And then... Rabbit is gone. Boom. After all the colour, there is just a white page with a handful of leaves drifting across it. Rabbit’s disappearance leaves the woods devoid of colour, grey and washed out. “All that Rabbit had left was a hole... a deep dark hole.” Clearly this all represents sadness at the loss of Rabbit and the idea that the world may never be bright again. The other rabbits venture into Rabbit’s hole, presumably to look for him. And inside they find all the things that Rabbit had used to make colour and music. Soon they start experimenting with the paints and instruments themselves and quickly discover that they rather like doing unrabbity things just as much as Rabbit did. And doing unrabbity things reminds them of Rabbit, which makes them happy again. The end.

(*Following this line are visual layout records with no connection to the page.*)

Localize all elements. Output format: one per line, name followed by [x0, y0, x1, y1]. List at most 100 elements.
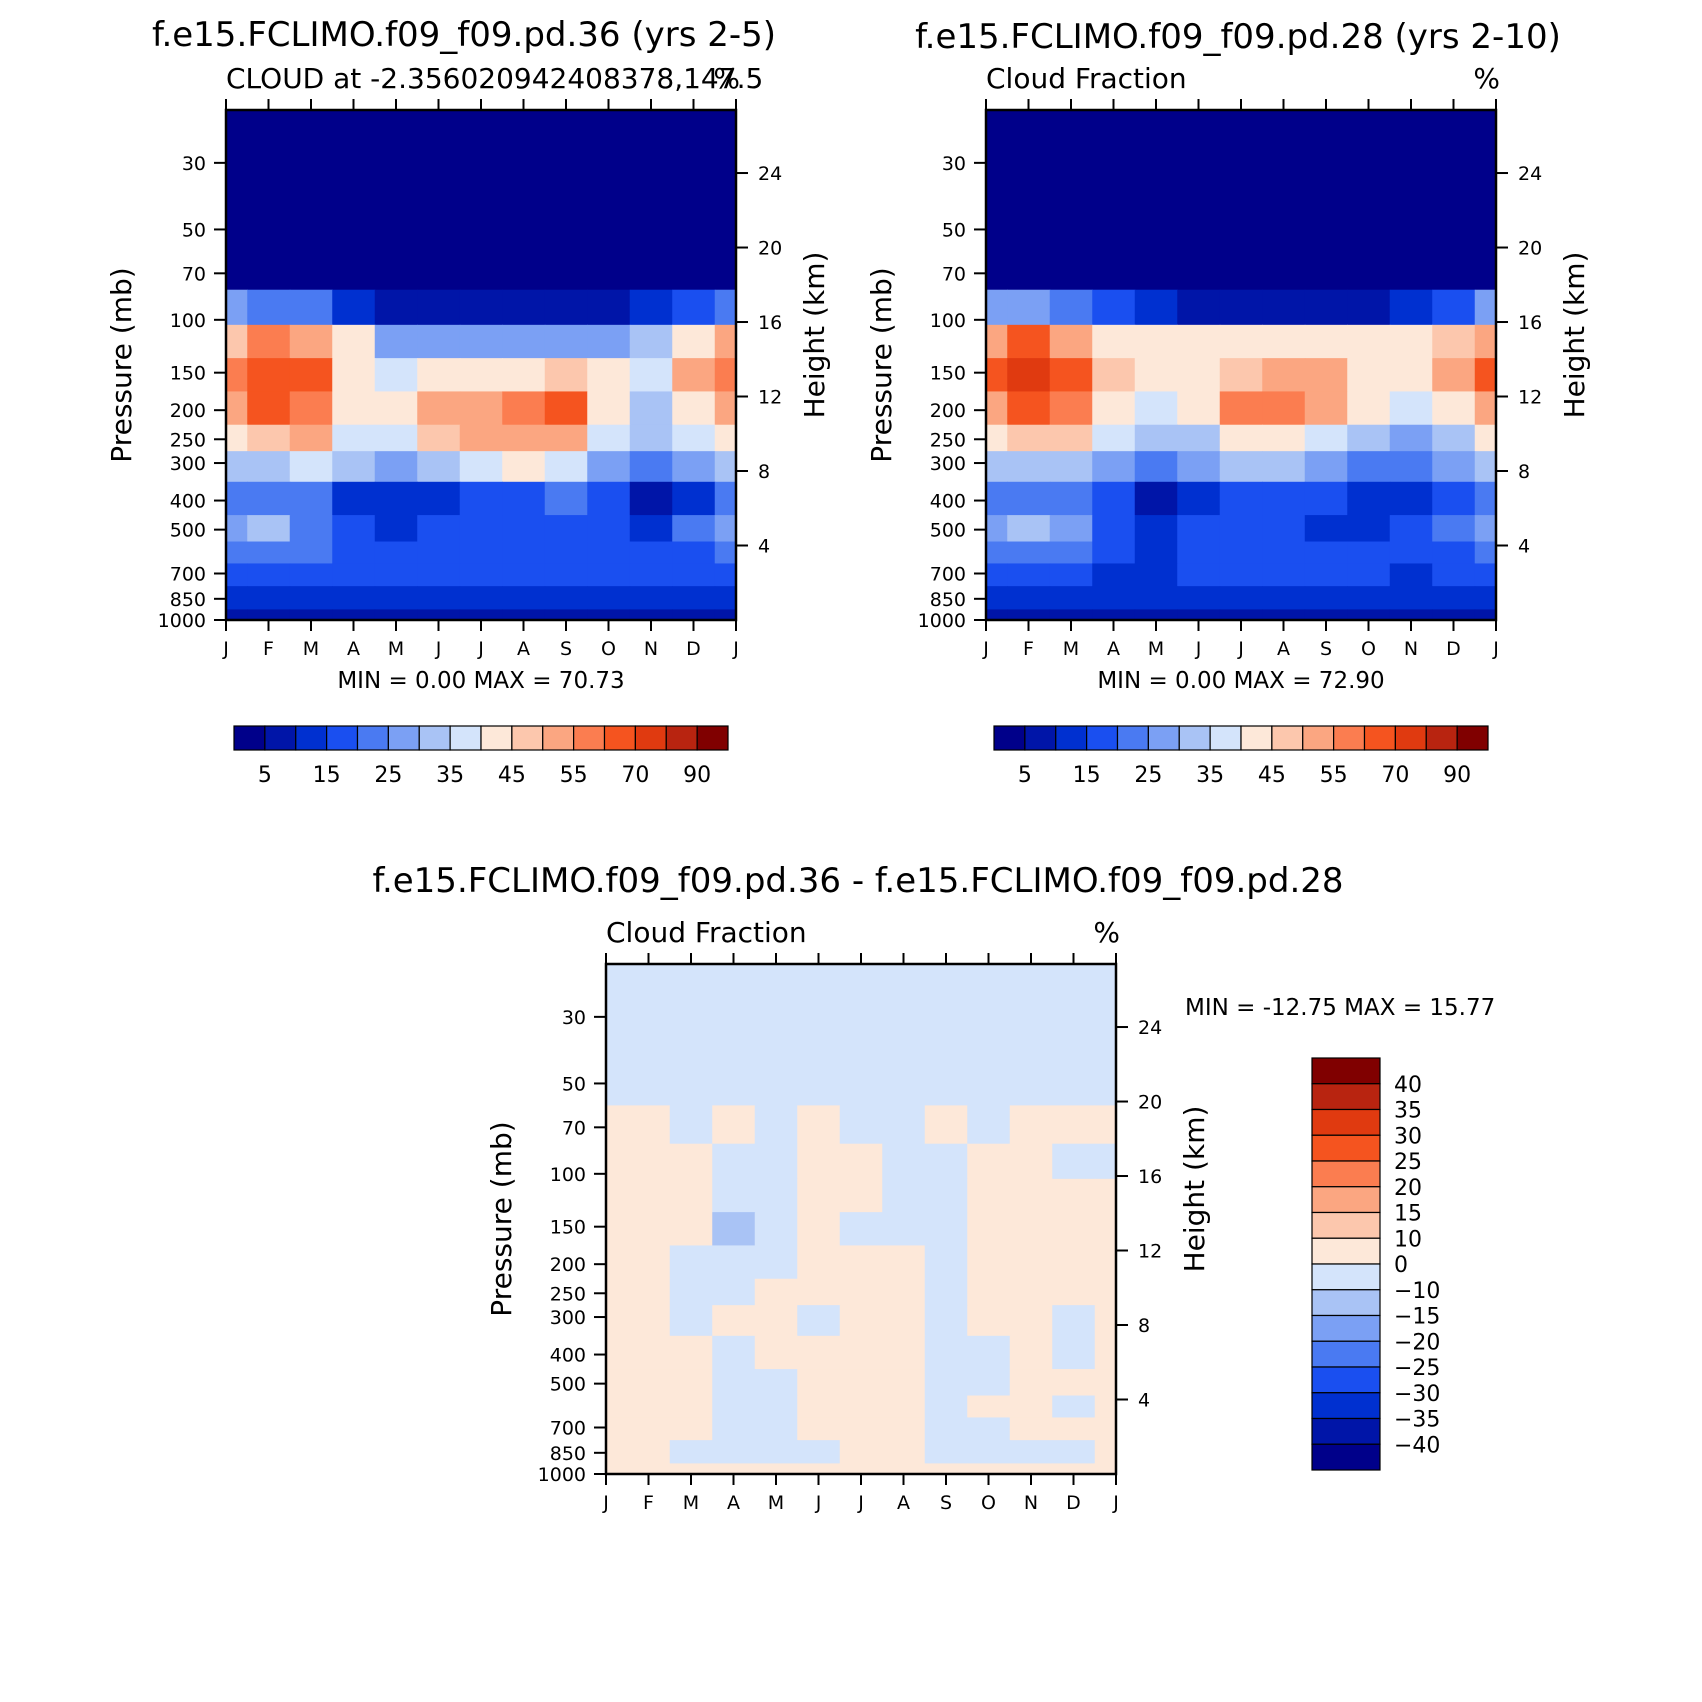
- contour-cell: [754, 1245, 798, 1280]
- y-tick-label: 500: [170, 520, 206, 542]
- contour-cell: [754, 1395, 798, 1419]
- contour-cell: [1389, 110, 1433, 138]
- contour-cell: [1474, 136, 1496, 197]
- contour-cell: [502, 110, 546, 138]
- contour-cell: [1219, 391, 1263, 426]
- contour-cell: [1094, 1212, 1116, 1247]
- contour-cell: [1092, 324, 1136, 359]
- x-tick-label: O: [981, 1492, 996, 1514]
- contour-cell: [1219, 586, 1263, 611]
- contour-cell: [712, 1050, 756, 1106]
- colorbar-swatch: [1240, 725, 1273, 751]
- contour-cell: [1134, 609, 1178, 620]
- contour-cell: [544, 541, 588, 565]
- contour-cell: [374, 541, 418, 565]
- contour-cell: [1052, 1463, 1096, 1474]
- contour-cell: [797, 1278, 841, 1306]
- y-tick-label: 250: [930, 429, 966, 451]
- x-tick-label: D: [686, 638, 701, 660]
- contour-cell: [967, 964, 1011, 992]
- contour-cell: [924, 990, 968, 1051]
- contour-cell: [459, 451, 503, 483]
- contour-cell: [1304, 541, 1348, 565]
- contour-cell: [882, 1335, 926, 1370]
- colorbar: 5 15 25 35 45 55 70 90: [993, 725, 1489, 788]
- y2-axis-label: Height (km): [798, 252, 831, 419]
- contour-cell: [1432, 481, 1476, 516]
- x-tick-label: J: [1492, 638, 1499, 660]
- contour-cell: [289, 110, 333, 138]
- contour-cell: [459, 424, 503, 452]
- contour-cell: [839, 1395, 883, 1419]
- contour-cell: [1262, 481, 1306, 516]
- contour-cell: [1219, 136, 1263, 197]
- contour-cell: [797, 1335, 841, 1370]
- x-tick-label: F: [263, 638, 274, 660]
- colorbar-swatch: [480, 725, 513, 751]
- contour-cell: [986, 251, 1008, 291]
- min-max-stats: MIN = 0.00 MAX = 70.73: [337, 668, 624, 694]
- x-tick-label: J: [1237, 638, 1244, 660]
- contour-cell: [1009, 1050, 1053, 1106]
- contour-cell: [544, 358, 588, 393]
- contour-cell: [417, 110, 461, 138]
- colorbar-swatch: [542, 725, 575, 751]
- contour-cell: [712, 1278, 756, 1306]
- contour-cell: [459, 481, 503, 516]
- colorbar-label: −40: [1394, 1433, 1440, 1458]
- contour-cell: [1304, 136, 1348, 197]
- contour-cell: [1262, 515, 1306, 543]
- x-tick-label: O: [1361, 638, 1376, 660]
- contour-cell: [1092, 110, 1136, 138]
- contour-cell: [1347, 391, 1391, 426]
- contour-cell: [226, 451, 248, 483]
- contour-cell: [672, 110, 716, 138]
- contour-cell: [1009, 1335, 1053, 1370]
- y-tick-label: 70: [562, 1117, 586, 1139]
- contour-cell: [1304, 563, 1348, 587]
- colorbar-label: −25: [1394, 1356, 1440, 1381]
- contour-cell: [754, 1105, 798, 1145]
- contour-cell: [1092, 196, 1136, 252]
- y-tick-label: 250: [550, 1283, 586, 1305]
- contour-cell: [629, 481, 673, 516]
- contour-cell: [374, 563, 418, 587]
- y2-tick-label: 24: [1138, 1017, 1162, 1039]
- contour-cell: [606, 1245, 628, 1280]
- contour-cell: [606, 1105, 628, 1145]
- contour-cell: [1474, 391, 1496, 426]
- contour-cell: [712, 1440, 756, 1465]
- contour-cell: [629, 541, 673, 565]
- contour-cell: [1474, 358, 1496, 393]
- contour-cell: [289, 451, 333, 483]
- contour-cell: [1432, 515, 1476, 543]
- contour-cell: [1092, 358, 1136, 393]
- contour-cell: [797, 1050, 841, 1106]
- contour-cell: [1009, 1143, 1053, 1180]
- contour-cell: [1262, 358, 1306, 393]
- contour-cell: [1389, 586, 1433, 611]
- contour-cell: [882, 1417, 926, 1441]
- contour-cell: [967, 1305, 1011, 1337]
- contour-cell: [606, 1278, 628, 1306]
- contour-cell: [714, 586, 736, 611]
- contour-cell: [587, 196, 631, 252]
- contour-cell: [986, 110, 1008, 138]
- colorbar-label: −35: [1394, 1408, 1440, 1433]
- contour-cell: [289, 289, 333, 326]
- contour-cell: [714, 136, 736, 197]
- contour-cell: [374, 515, 418, 543]
- contour-cell: [374, 391, 418, 426]
- contour-cell: [1009, 1105, 1053, 1145]
- y-tick-label: 100: [550, 1164, 586, 1186]
- x-tick-label: F: [643, 1492, 654, 1514]
- contour-cell: [1134, 391, 1178, 426]
- colorbar-label: 15: [1073, 763, 1101, 788]
- contour-cell: [544, 451, 588, 483]
- y-tick-label: 400: [550, 1345, 586, 1367]
- x-tick-label: J: [815, 1492, 822, 1514]
- contour-cell: [882, 1178, 926, 1213]
- contour-cell: [754, 990, 798, 1051]
- contour-cell: [226, 251, 248, 291]
- contour-cell: [289, 515, 333, 543]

I can see where Empson has tried to go with this book, but it all happens very quickly and slightly surreally. Rabbit’s disappearance is incredibly sudden, with no warning at all; the first time I read this it was quite a shock. I understand that, in reality, the death of a loved one can be very sudden like this, especially from a child’s perspective. But I’m not sure that suddenly throwing it out like that in a book is going to be particularly helpful to an already grieving child: some warning would be nice, and is more likely to help a grieving child. I also understand that the second part of the story is trying to say that things can be ok again after someone has gone, but in Rabbityness they get ok again very very quickly, without any period of mourning, and I don’t think this is particularly realistic. It’s almost like saying to the reader, ok, they’ve gone, but they left some good stuff behind, and you can think about them, and that should be enough to make to you happy. But we all know that that is not quite how things really work.

Empson has produced an interesting book that is bright and cheerful and full of joy to begin with, but takes a sinister turn part way through, and it doesn’t quite get back on track again afterwards. While her intentions are true, I’m not convinced they are successful.